Quelques questions complémentaires :

  • Passé quel minutage du documentaire avez-vous compris quelle est la structure psychique d’Édouard Stern ?
  • À quel minutage avez-vous posé votre diagnostic s’agissant de la couleur psychique de Cécile Brossard ?
  • Éventuellement : quels sont les éléments qui vous manquent pour trancher sur la structuration psychique de chacun des amants ?
  • Quel est l’avocat qui vous en a appris le plus sur la personnalité des amants ? En disant quoi ?
  • Pensez-vous qu’il est vrai de dire, comme le fait l’avocat de la partie civile, que l’ex-femme de Stern garde un bon souvenir de ce dernier ?
  • Qu’avez-vous à dire au sujet du fait que les munitions qui ont été chargées dans l’arme qui a servi à tuer Édouard Stern n’étaient pas toutes les mêmes ? Quelle hypothèse pouvez-vous poser à ce sujet, en regard des structures psychiques impliquées ?
  • De quelles investigations policières complémentaires auriez-vous besoin pour lever les zones d’ombre relatives à l’éventuelle préméditation de l’acte ?
  • Enfin, une dernière question relative à la part personnelle hors contre-transfert (il est très important de bien se connaître soi-même pour travailler correctement en matière d’évaluation diagnostique, et de psychothérapie également aussi bien évidemment…) : qu’est-ce qui vous touche dans cette affaire ? Une fois défini, observez ce que cet élément vous apprend sur le crime.

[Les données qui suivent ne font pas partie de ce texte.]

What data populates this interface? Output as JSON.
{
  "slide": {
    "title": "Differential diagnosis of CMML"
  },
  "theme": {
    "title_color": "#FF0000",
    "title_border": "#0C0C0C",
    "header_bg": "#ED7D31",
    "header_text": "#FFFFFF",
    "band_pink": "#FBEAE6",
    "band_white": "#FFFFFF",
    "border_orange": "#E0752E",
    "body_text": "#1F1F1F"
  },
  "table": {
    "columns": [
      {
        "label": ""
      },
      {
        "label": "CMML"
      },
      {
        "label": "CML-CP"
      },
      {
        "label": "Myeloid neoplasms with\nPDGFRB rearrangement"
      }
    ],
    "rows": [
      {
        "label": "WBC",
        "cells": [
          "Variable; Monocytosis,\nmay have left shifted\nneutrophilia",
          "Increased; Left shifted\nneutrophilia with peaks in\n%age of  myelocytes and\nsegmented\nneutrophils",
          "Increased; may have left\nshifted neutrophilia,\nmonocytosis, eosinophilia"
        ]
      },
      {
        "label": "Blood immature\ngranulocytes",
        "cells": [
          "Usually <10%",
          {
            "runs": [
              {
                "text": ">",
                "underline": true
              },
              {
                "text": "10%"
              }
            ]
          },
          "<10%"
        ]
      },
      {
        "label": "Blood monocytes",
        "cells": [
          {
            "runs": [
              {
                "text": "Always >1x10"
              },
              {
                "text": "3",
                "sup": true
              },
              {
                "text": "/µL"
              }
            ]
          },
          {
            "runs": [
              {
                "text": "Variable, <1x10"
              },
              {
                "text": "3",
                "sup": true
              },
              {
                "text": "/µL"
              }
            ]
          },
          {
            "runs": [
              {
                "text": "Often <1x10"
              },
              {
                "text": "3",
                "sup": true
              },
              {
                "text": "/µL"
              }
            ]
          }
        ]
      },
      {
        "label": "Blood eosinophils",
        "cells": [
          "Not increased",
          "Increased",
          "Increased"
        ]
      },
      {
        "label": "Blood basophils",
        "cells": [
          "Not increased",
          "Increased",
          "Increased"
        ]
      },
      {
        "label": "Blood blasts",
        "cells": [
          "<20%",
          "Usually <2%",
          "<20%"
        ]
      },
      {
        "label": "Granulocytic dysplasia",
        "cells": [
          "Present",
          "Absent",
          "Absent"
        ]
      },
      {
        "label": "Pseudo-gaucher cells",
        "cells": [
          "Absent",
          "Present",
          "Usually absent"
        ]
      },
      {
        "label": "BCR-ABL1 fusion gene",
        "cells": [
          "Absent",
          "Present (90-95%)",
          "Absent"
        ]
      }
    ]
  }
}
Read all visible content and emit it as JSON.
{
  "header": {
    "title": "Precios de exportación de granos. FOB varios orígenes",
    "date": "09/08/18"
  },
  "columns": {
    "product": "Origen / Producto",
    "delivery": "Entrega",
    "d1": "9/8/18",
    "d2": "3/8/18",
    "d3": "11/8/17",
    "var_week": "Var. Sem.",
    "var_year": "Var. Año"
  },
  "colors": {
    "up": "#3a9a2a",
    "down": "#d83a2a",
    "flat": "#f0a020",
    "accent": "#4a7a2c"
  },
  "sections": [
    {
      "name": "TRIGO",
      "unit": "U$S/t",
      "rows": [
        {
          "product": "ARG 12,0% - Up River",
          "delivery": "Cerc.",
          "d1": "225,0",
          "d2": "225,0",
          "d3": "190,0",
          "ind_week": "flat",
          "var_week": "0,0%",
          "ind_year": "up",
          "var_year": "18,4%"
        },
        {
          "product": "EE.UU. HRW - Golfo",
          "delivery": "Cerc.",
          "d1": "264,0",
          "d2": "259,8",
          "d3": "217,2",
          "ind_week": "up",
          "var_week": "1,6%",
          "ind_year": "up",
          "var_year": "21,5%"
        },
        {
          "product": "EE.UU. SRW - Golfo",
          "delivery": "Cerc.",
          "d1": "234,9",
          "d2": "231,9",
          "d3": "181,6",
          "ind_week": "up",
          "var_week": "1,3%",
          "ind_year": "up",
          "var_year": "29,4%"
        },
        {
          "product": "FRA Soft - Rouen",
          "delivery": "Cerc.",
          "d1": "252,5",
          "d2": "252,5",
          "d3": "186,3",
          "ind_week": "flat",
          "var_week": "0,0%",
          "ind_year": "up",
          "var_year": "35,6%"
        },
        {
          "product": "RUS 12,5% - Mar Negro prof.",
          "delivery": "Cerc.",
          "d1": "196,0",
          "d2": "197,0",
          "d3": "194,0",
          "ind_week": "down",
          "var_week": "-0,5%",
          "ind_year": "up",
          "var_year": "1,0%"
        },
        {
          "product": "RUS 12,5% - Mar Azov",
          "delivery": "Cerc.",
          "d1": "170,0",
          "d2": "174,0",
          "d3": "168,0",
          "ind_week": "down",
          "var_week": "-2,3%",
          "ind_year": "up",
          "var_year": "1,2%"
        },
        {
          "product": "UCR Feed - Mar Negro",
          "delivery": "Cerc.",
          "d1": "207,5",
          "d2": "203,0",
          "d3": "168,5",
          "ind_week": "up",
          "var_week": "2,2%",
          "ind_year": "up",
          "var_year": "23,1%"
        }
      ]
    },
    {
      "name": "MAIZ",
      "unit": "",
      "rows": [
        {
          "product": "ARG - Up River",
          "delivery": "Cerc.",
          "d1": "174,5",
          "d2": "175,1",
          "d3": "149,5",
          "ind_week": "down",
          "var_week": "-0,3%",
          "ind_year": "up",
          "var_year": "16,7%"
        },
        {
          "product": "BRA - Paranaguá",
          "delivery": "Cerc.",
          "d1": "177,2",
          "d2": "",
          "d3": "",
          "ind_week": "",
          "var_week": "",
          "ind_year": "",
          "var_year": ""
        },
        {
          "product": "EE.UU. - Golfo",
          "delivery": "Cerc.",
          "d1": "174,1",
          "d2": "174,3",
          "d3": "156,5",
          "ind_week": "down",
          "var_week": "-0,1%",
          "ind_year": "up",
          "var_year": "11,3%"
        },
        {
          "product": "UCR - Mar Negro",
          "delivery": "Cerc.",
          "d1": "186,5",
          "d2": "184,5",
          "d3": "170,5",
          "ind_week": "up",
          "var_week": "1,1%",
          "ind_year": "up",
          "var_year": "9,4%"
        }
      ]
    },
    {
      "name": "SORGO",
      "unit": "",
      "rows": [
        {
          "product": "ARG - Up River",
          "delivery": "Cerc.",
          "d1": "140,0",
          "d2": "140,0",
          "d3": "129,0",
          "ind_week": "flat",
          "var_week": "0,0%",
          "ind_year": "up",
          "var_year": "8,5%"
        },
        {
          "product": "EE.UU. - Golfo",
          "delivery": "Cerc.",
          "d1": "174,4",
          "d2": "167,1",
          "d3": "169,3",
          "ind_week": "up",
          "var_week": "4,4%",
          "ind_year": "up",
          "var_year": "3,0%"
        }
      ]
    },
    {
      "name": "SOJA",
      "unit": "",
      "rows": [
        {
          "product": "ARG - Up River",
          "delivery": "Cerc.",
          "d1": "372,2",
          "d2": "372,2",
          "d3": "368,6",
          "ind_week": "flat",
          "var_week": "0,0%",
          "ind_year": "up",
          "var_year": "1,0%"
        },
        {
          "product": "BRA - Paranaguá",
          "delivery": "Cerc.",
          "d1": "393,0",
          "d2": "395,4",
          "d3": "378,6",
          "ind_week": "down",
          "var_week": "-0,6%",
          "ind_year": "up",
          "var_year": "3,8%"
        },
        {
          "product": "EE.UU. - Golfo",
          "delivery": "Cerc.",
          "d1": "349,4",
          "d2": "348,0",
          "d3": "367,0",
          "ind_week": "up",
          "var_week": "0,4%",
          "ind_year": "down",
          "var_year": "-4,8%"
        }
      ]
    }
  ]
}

Une dernière question, qui fera sans doute polémique, mais que les cliniciens peuvent entendre :
Si vous écoutez l’émission radio d’Hondelatte, vous en découvrirez davantage sur la façon dont Cécile Brossard a été évaluée. Quelle est l’injustice crasse dont elle est victime ? (deux éléments).

J’attends vos réponses avec impatience. Dans l’intervalle, je prépare une vidéo qui vous proposera mes réponses à ces questions.